Putting Agile Infrastructure into Practice – Agile Executive Episode 007
In this episode, we’re joined again by Andrew Shafer to talk about Agile Infrastructure (or “Agile Operations” as some folks call it).
- The in problems in IT that cause us to start wanting Agile Infrastructure. The high-level problem is enabling change (that works) more often: configuration drift, intentional complexity, walls of confusion everywhere, hero-driven incentives. Israel also mentions the theory that you have to change up your incentive structures often so that people don’t get locked into incentive-driven thinking vs. “doing the right thing,” so to speak.

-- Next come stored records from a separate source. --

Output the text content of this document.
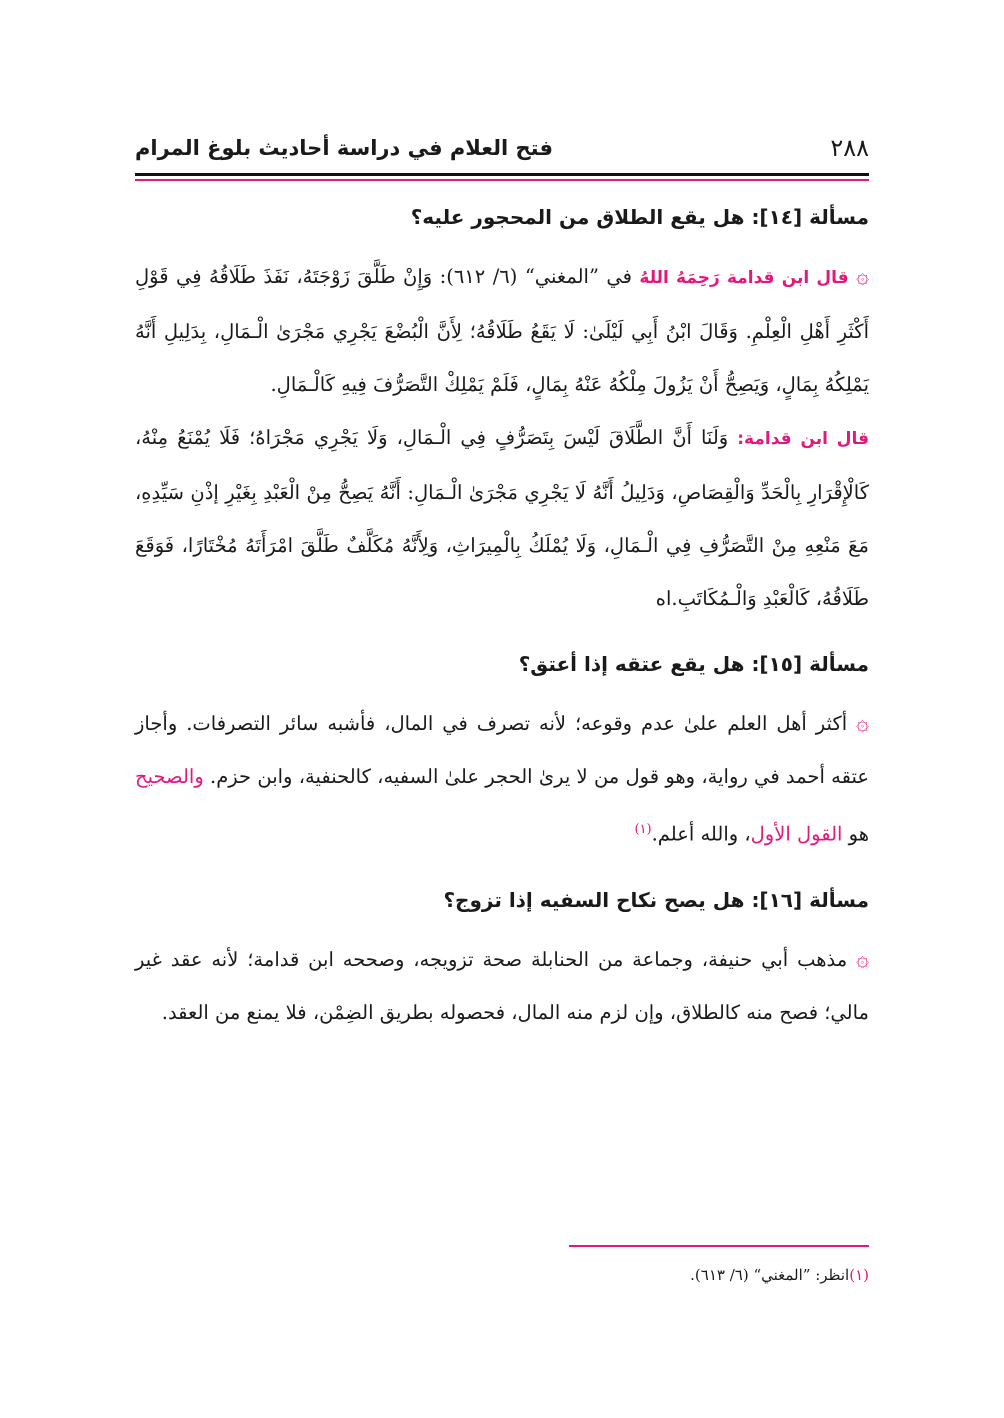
٢٨٨
فتح العلام في دراسة أحاديث بلوغ المرام
مسألة [١٤]: هل يقع الطلاق من المحجور عليه؟
۞ قال ابن قدامة رَحِمَهُ اللهُ في ”المغني“ (٦/ ٦١٢): وَإِنْ طَلَّقَ زَوْجَتَهُ، نَفَذَ طَلَاقُهُ فِي قَوْلِ أَكْثَرِ أَهْلِ الْعِلْمِ. وَقَالَ ابْنُ أَبِي لَيْلَىٰ: لَا يَقَعُ طَلَاقُهُ؛ لِأَنَّ الْبُضْعَ يَجْرِي مَجْرَىٰ الْـمَالِ، بِدَلِيلِ أَنَّهُ يَمْلِكُهُ بِمَالٍ، وَيَصِحُّ أَنْ يَزُولَ مِلْكُهُ عَنْهُ بِمَالٍ، فَلَمْ يَمْلِكْ التَّصَرُّفَ فِيهِ كَالْـمَالِ.
قال ابن قدامة: وَلَنَا أَنَّ الطَّلَاقَ لَيْسَ بِتَصَرُّفٍ فِي الْـمَالِ، وَلَا يَجْرِي مَجْرَاهُ؛ فَلَا يُمْنَعُ مِنْهُ، كَالْإِقْرَارِ بِالْحَدِّ وَالْقِصَاصِ، وَدَلِيلُ أَنَّهُ لَا يَجْرِي مَجْرَىٰ الْـمَالِ: أَنَّهُ يَصِحُّ مِنْ الْعَبْدِ بِغَيْرِ إذْنِ سَيِّدِهِ، مَعَ مَنْعِهِ مِنْ التَّصَرُّفِ فِي الْـمَالِ، وَلَا يُمْلَكُ بِالْمِيرَاثِ، وَلِأَنَّهُ مُكَلَّفٌ طَلَّقَ امْرَأَتَهُ مُخْتَارًا، فَوَقَعَ طَلَاقُهُ، كَالْعَبْدِ وَالْـمُكَاتَبِ.اه
مسألة [١٥]: هل يقع عتقه إذا أعتق؟
۞ أكثر أهل العلم علىٰ عدم وقوعه؛ لأنه تصرف في المال، فأشبه سائر التصرفات. وأجاز عتقه أحمد في رواية، وهو قول من لا يرىٰ الحجر علىٰ السفيه، كالحنفية، وابن حزم. والصحيح هو القول الأول، والله أعلم.$^{(١)}$
مسألة [١٦]: هل يصح نكاح السفيه إذا تزوج؟
۞ مذهب أبي حنيفة، وجماعة من الحنابلة صحة تزويجه، وصححه ابن قدامة؛ لأنه عقد غير مالي؛ فصح منه كالطلاق، وإن لزم منه المال، فحصوله بطريق الضِمْن، فلا يمنع من العقد.
(١)انظر: ”المغني“ (٦/ ٦١٣).
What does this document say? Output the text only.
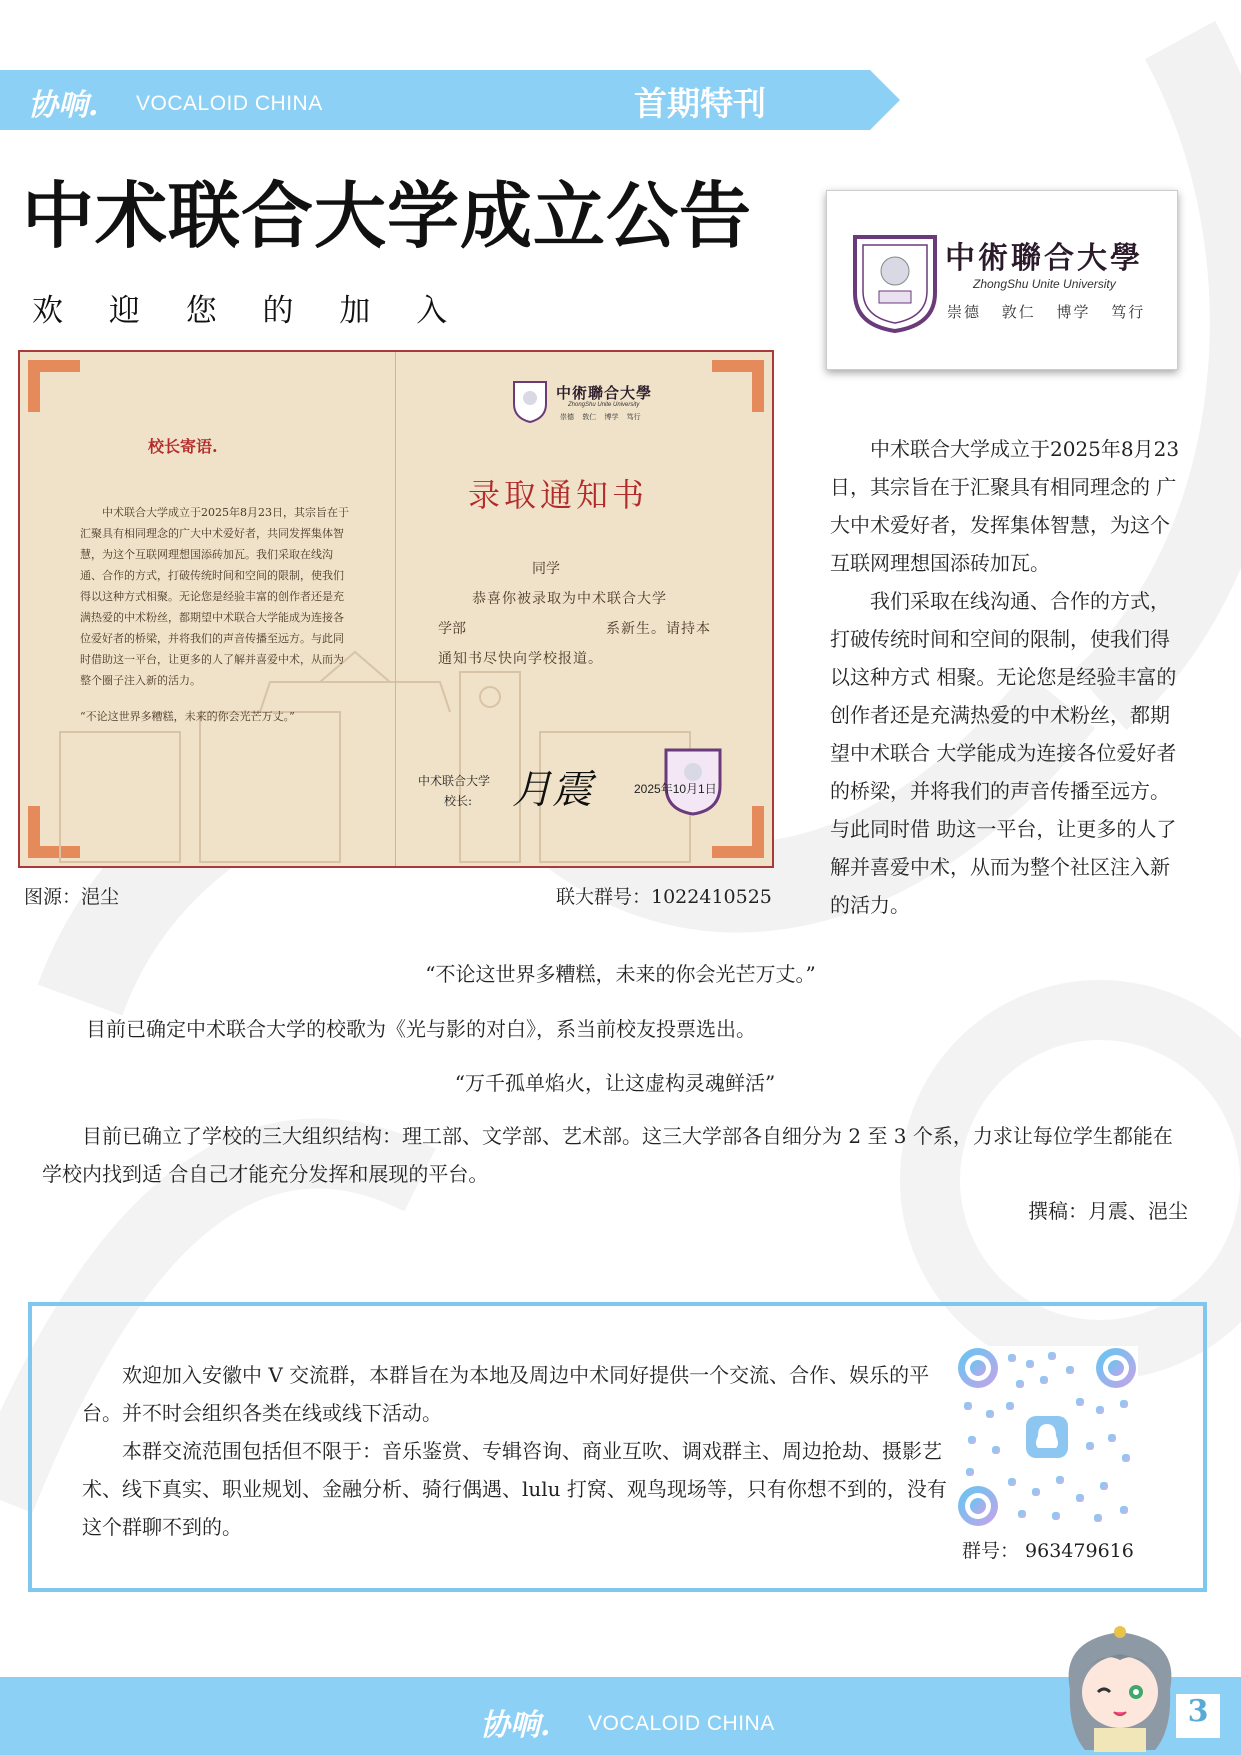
协响. VOCALOID CHINA	首期特刊
中术联合大学成立公告
欢 迎 您 的 加 入
中術聯合大學
ZhongShu Unite University
崇德 敦仁 博学 笃行
中術聯合大學
ZhongShu Unite University
崇德 敦仁 博学 笃行
校长寄语.
中术联合大学成立于2025年8月23日，其宗旨在于汇聚具有相同理念的广大中术爱好者，共同发挥集体智慧，为这个互联网理想国添砖加瓦。我们采取在线沟通、合作的方式，打破传统时间和空间的限制，使我们得以这种方式相聚。无论您是经验丰富的创作者还是充满热爱的中术粉丝，都期望中术联合大学能成为连接各位爱好者的桥梁，并将我们的声音传播至远方。与此同时借助这一平台，让更多的人了解并喜爱中术，从而为整个圈子注入新的活力。
“不论这世界多糟糕，未来的你会光芒万丈。”
录取通知书
同学
恭喜你被录取为中术联合大学
学部	系新生。请持本
通知书尽快向学校报道。
中术联合大学
校长: 月震	2025年10月1日
图源：浥尘	联大群号：1022410525

中术联合大学成立于2025年8月23日，其宗旨在于汇聚具有相同理念的 广大中术爱好者，发挥集体智慧，为这个互联网理想国添砖加瓦。

我们采取在线沟通、合作的方式，打破传统时间和空间的限制，使我们得以这种方式 相聚。无论您是经验丰富的创作者还是充满热爱的中术粉丝，都期望中术联合 大学能成为连接各位爱好者的桥梁，并将我们的声音传播至远方。与此同时借 助这一平台，让更多的人了解并喜爱中术，从而为整个社区注入新的活力。

“不论这世界多糟糕，未来的你会光芒万丈。”
目前已确定中术联合大学的校歌为《光与影的对白》，系当前校友投票选出。
“万千孤单焰火，让这虚构灵魂鲜活”
目前已确立了学校的三大组织结构：理工部、文学部、艺术部。这三大学部各自细分为 2 至 3 个系，力求让每位学生都能在学校内找到适 合自己才能充分发挥和展现的平台。
撰稿：月震、浥尘

欢迎加入安徽中 V 交流群，本群旨在为本地及周边中术同好提供一个交流、合作、娱乐的平台。并不时会组织各类在线或线下活动。

本群交流范围包括但不限于：音乐鉴赏、专辑咨询、商业互吹、调戏群主、周边抢劫、摄影艺术、线下真实、职业规划、金融分析、骑行偶遇、lulu 打窝、观鸟现场等，只有你想不到的，没有这个群聊不到的。

群号： 963479616
协响. VOCALOID CHINA	3
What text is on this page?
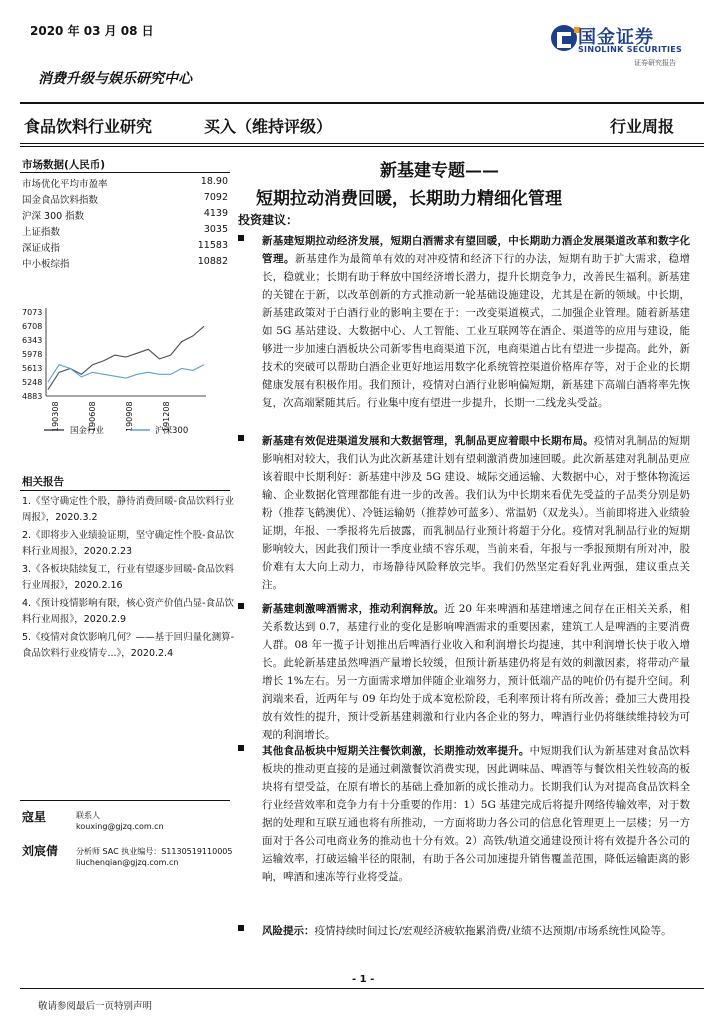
2020 年 03 月 08 日
消费升级与娱乐研究中心
国金证券
SINOLINK SECURITIES
证券研究报告
食品饮料行业研究	买入（维持评级）	行业周报
市场数据(人民币)
市场优化平均市盈率	18.90
国金食品饮料指数	7092
沪深 300 指数	4139
上证指数	3035
深证成指	11583
中小板综指	10882
7073
6708
6343
5978
5613
5248
4883
190308	190608	190908	191208
国金行业	沪深300
相关报告
1.《坚守确定性个股，静待消费回暖-食品饮料行业周报》，2020.3.2
2.《即将步入业绩验证期，坚守确定性个股-食品饮料行业周报》，2020.2.23
3.《各板块陆续复工，行业有望逐步回暖-食品饮料行业周报》，2020.2.16
4.《预计疫情影响有限，核心资产价值凸显-食品饮料行业周报》，2020.2.9
5.《疫情对食饮影响几何？——基于回归量化测算-食品饮料行业疫情专...》，2020.2.4
寇星	联系人
kouxing@gjzq.com.cn
刘宸倩 分析师 SAC 执业编号：S1130519110005
liuchenqian@gjzq.com.cn
新基建专题——
短期拉动消费回暖，长期助力精细化管理
投资建议：
新基建短期拉动经济发展，短期白酒需求有望回暖，中长期助力酒企发展渠道改革和数字化管理。新基建作为最简单有效的对冲疫情和经济下行的办法，短期有助于扩大需求，稳增长，稳就业；长期有助于释放中国经济增长潜力，提升长期竞争力，改善民生福利。新基建的关键在于新，以改革创新的方式推动新一轮基础设施建设，尤其是在新的领域。中长期，新基建政策对于白酒行业的影响主要在于：一改变渠道模式，二加强企业管理。随着新基建如 5G 基站建设、大数据中心、人工智能、工业互联网等在酒企、渠道等的应用与建设，能够进一步加速白酒板块公司新零售电商渠道下沉，电商渠道占比有望进一步提高。此外，新技术的突破可以帮助白酒企业更好地运用数字化系统管控渠道价格库存等，对于企业的长期健康发展有积极作用。我们预计，疫情对白酒行业影响偏短期，新基建下高端白酒将率先恢复，次高端紧随其后。行业集中度有望进一步提升，长期一二线龙头受益。
新基建有效促进渠道发展和大数据管理，乳制品更应着眼中长期布局。疫情对乳制品的短期影响相对较大，我们认为此次新基建计划有望刺激消费加速回暖。此次新基建对乳制品更应该着眼中长期利好：新基建中涉及 5G 建设、城际交通运输、大数据中心，对于整体物流运输、企业数据化管理都能有进一步的改善。我们认为中长期来看优先受益的子品类分别是奶粉（推荐飞鹤澳优）、冷链运输奶（推荐妙可蓝多）、常温奶（双龙头）。当前即将进入业绩验证期，年报、一季报将先后披露，而乳制品行业预计将超于分化。疫情对乳制品行业的短期影响较大，因此我们预计一季度业绩不容乐观，当前来看，年报与一季报预期有所对冲，股价难有太大向上动力，市场静待风险释放完毕。我们仍然坚定看好乳业两强，建议重点关注。
新基建刺激啤酒需求，推动利润释放。近 20 年来啤酒和基建增速之间存在正相关关系，相关系数达到 0.7，基建行业的变化是影响啤酒需求的重要因素，建筑工人是啤酒的主要消费人群。08 年一揽子计划推出后啤酒行业收入和利润增长均提速，其中利润增长快于收入增长。此轮新基建虽然啤酒产量增长较缓，但预计新基建仍将是有效的刺激因素，将带动产量增长 1%左右。另一方面需求增加伴随企业端努力，预计低端产品的吨价仍有提升空间。利润端来看，近两年与 09 年均处于成本宽松阶段，毛利率预计将有所改善；叠加三大费用投放有效性的提升，预计受新基建刺激和行业内各企业的努力，啤酒行业仍将继续维持较为可观的利润增长。
其他食品板块中短期关注餐饮刺激，长期推动效率提升。中短期我们认为新基建对食品饮料板块的推动更直接的是通过刺激餐饮消费实现，因此调味品、啤酒等与餐饮相关性较高的板块将有望受益，在原有增长的基础上叠加新的成长推动力。长期我们认为对提高食品饮料全行业经营效率和竞争力有十分重要的作用：1）5G 基建完成后将提升网络传输效率，对于数据的处理和互联互通也将有所推动，一方面将助力各公司的信息化管理更上一层楼；另一方面对于各公司电商业务的推动也十分有效。2）高铁/轨道交通建设预计将有效提升各公司的运输效率，打破运输半径的限制，有助于各公司加速提升销售覆盖范围，降低运输距离的影响，啤酒和速冻等行业将受益。
风险提示：疫情持续时间过长/宏观经济疲软拖累消费/业绩不达预期/市场系统性风险等。
- 1 -
敬请参阅最后一页特别声明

- Leading us into the practices, Israel asks Andrew about including the operations folks in the Agile team, just as you do developers, QA, documentation, and so on. This gets into a discussion on “fractal teams.” We then get into other practices and technologies that help with Agile Infrastructure:
- Version control – getting beyond .bak files. You need some kind of version control system. What do you put in there? All your configuration files, to start with. Perhaps your scripts next. Puppet and other tools can help do more. The tools, really, can be the same as used in development: git, subversion, CVS, and so on. In fact, Andrew says you should really use whatever development is using for consistency.
- Always ship trunk
- “Dark launches” – staging the release of features to test back-end tasks before exposing it to the user, and then finally giving the user access to the new system. This lets you test out the impact of the “background” tasks in the production system of new features without exposing it to users.
- An over-arching theme here is to reduce the fixed cost of deployment, trying to get it to zero as much as possible.
- Some other practices: test-driven infr, deploy early/deploy often, tagging everything with who/what/when, time synchronizing, and a few more.